Harriet Harman is calling on the government to urgently address the high death rate in pregnancy and childbirth among black women in the UK.
She has leant her support to a petition to improve health care for black women and conduct further research into the cause of the racial disparity, which has gained over 186,000 signatures.
Whereas seven in 100,000 white women die from pregnancy complications or in childbirth in the UK each year, the figure among black women is five times higher – at 38 out of 100,000. Asian women are twice as likely to die as white women.

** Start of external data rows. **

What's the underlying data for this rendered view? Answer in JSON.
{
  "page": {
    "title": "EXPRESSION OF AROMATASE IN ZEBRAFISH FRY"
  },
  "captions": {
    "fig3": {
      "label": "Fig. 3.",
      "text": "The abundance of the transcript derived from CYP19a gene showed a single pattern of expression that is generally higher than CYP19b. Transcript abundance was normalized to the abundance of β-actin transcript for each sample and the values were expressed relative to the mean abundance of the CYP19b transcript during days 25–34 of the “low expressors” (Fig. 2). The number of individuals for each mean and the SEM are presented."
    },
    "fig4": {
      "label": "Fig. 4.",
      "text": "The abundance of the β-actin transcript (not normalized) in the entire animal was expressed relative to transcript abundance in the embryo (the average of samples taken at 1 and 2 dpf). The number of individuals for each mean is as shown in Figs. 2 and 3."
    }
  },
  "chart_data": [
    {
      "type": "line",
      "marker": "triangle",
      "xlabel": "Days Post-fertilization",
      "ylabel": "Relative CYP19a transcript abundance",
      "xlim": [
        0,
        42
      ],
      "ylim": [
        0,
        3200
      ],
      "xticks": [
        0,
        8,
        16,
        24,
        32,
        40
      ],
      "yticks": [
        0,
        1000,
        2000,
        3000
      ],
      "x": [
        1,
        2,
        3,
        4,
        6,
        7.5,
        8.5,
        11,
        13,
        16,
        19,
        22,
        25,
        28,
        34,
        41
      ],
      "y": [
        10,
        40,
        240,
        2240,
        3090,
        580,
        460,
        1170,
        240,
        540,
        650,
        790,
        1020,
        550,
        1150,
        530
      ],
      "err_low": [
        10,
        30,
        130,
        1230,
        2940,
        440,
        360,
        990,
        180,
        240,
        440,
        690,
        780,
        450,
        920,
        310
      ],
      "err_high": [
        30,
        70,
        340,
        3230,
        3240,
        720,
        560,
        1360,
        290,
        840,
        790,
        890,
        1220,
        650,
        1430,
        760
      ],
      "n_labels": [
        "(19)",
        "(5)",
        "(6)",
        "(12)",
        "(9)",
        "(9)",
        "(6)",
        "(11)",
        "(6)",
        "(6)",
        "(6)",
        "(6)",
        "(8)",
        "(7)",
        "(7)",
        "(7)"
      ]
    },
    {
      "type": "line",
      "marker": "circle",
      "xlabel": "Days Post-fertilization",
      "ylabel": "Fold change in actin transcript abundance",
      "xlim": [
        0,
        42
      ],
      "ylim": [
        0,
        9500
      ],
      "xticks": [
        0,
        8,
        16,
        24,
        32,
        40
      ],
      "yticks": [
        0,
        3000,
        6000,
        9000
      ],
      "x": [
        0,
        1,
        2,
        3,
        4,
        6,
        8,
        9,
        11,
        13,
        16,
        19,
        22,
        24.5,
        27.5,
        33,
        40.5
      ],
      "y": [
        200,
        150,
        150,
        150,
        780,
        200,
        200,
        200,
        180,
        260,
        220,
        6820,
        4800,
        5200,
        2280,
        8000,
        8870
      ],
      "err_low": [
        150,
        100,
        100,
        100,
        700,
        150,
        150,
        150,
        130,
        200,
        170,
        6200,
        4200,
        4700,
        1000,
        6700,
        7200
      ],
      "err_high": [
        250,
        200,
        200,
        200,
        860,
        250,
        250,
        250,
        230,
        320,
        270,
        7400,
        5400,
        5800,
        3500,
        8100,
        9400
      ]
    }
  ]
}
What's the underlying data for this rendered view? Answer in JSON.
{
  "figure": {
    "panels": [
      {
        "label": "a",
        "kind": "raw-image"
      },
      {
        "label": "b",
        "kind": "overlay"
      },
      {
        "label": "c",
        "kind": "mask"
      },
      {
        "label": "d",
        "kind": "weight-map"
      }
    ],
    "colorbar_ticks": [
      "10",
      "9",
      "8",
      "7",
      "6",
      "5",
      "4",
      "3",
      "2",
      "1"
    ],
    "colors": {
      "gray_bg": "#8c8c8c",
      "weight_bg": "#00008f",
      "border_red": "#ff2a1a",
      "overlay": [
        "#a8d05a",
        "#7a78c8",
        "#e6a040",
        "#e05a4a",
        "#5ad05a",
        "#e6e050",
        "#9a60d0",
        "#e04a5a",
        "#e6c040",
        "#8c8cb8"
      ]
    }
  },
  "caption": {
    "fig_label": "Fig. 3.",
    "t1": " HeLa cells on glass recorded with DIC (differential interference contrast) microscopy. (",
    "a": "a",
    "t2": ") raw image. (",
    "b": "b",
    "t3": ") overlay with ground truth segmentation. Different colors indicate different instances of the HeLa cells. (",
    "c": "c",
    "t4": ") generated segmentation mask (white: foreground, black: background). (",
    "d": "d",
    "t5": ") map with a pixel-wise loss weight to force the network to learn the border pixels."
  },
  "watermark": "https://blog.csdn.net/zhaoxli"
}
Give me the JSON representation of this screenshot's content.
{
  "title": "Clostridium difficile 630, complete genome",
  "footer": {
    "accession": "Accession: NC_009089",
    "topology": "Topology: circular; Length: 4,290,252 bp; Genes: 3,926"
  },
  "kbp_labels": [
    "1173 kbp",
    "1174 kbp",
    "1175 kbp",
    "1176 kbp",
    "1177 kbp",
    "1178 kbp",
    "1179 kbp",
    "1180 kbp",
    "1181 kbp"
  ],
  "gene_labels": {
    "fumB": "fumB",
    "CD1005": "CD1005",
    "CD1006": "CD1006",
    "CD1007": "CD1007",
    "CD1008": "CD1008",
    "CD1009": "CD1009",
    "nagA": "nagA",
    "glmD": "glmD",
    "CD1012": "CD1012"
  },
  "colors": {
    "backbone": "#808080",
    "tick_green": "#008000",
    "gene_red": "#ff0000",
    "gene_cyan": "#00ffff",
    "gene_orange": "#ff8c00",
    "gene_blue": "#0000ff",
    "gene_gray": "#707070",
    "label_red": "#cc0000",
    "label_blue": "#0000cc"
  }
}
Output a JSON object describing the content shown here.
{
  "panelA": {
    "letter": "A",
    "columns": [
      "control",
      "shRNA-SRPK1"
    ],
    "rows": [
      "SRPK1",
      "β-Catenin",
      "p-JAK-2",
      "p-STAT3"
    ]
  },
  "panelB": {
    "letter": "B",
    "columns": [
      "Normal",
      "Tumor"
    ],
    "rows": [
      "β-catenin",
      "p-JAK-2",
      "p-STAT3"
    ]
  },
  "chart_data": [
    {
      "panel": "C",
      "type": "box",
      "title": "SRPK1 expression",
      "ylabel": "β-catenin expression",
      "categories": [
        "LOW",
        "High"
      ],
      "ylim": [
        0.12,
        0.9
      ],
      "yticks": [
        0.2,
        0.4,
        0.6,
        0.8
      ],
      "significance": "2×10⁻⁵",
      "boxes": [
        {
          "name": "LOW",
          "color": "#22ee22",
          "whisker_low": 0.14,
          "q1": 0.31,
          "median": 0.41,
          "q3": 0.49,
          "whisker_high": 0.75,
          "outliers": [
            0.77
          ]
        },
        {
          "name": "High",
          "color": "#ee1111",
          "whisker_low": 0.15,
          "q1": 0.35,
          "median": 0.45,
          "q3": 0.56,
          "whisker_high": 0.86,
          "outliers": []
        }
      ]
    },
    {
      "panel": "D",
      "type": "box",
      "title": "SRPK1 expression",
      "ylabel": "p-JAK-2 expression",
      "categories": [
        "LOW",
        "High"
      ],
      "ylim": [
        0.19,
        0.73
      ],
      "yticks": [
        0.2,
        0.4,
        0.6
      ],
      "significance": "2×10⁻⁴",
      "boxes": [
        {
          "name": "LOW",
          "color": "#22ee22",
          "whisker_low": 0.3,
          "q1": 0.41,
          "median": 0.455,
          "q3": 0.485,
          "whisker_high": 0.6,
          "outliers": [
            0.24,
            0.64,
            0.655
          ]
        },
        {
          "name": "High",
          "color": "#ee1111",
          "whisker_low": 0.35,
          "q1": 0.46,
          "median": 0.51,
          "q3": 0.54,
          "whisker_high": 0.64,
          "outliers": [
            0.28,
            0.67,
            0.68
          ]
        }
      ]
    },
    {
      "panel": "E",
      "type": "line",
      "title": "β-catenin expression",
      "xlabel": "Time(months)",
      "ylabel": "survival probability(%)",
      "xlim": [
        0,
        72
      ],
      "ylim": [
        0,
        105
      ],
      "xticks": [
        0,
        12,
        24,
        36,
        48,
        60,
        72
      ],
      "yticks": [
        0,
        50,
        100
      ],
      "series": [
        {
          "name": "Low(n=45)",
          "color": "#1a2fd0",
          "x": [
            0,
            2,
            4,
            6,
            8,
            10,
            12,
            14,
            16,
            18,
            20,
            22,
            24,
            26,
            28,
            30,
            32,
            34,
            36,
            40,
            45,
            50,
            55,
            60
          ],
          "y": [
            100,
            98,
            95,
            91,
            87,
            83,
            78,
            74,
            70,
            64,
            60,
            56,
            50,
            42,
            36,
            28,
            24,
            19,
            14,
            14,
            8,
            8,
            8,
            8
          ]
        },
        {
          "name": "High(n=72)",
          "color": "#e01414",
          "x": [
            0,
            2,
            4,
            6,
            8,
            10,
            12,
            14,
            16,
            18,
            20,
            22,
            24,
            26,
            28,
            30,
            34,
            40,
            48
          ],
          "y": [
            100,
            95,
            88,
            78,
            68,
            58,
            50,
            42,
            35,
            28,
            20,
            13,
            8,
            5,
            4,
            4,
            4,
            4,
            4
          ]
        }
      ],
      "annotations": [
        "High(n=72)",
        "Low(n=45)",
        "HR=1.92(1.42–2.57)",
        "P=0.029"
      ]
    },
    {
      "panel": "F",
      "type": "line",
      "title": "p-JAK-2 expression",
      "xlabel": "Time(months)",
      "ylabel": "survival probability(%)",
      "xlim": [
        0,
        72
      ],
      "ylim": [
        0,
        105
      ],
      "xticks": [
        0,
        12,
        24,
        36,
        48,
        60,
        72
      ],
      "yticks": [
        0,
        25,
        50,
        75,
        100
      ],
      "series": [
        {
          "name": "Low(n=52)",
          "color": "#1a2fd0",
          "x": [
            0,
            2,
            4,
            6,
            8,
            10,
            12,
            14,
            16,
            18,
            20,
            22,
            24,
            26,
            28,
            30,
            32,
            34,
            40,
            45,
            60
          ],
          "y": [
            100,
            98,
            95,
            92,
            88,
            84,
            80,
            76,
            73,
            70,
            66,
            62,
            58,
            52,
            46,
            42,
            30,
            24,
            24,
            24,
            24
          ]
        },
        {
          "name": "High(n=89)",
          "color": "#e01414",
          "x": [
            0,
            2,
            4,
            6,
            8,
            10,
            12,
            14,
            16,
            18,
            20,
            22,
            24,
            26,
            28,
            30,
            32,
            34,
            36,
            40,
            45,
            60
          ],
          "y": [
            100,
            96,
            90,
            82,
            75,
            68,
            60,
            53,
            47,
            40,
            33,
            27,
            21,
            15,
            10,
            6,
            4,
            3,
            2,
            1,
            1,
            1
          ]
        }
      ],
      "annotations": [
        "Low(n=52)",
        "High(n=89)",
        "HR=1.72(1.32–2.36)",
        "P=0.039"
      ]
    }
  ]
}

Last month parliament’s human rights committee held an inquiry into racism and inequality experienced by the black community.
Among those giving evidence was Professor Jacqueline Dunkley-Bent, chief midwifery officer for England, who said there are currently no specific NHS England targets on reducing the mortality gap.
She said work is ongoing to improve antenatal care and highlighted that there is currently a very limited understanding of why the risks are much higher for black and other ethnic minority groups in pregnancy.
The formal response to the petition, from the Department of Health and Social Care, said the NHS has a long-term plan to improve care and identify the causes of the disparity seen in maternal outcomes.
A key focus is ‘continuity of care’, given by the same midwife or two at every appointment, with the aim that three quarters of all BAME mothers-to-be will receive this model by 2022 throughout their pregnancy, birth and postnatal period.
Research shows that having midwife-led care, and seeing the same midwife at appointments, means expectant mothers are sixteen per cent less likely to lose their baby overall and 24 per cent less likely to experience pre-term birth.
The government is also funding research into risk factors in pregnancy and the impact of COVID-19 on pregnant women, who are more likely to be hospitalised with the disease.
From March 1 to April 14, NHS data show that 55 per cent of all pregnant women admitted to hospital with COVID-19 were from BAME backgrounds.
There are also fears that women have been reluctant to engage with maternity services during the pandemic and that this could continue into the coming months.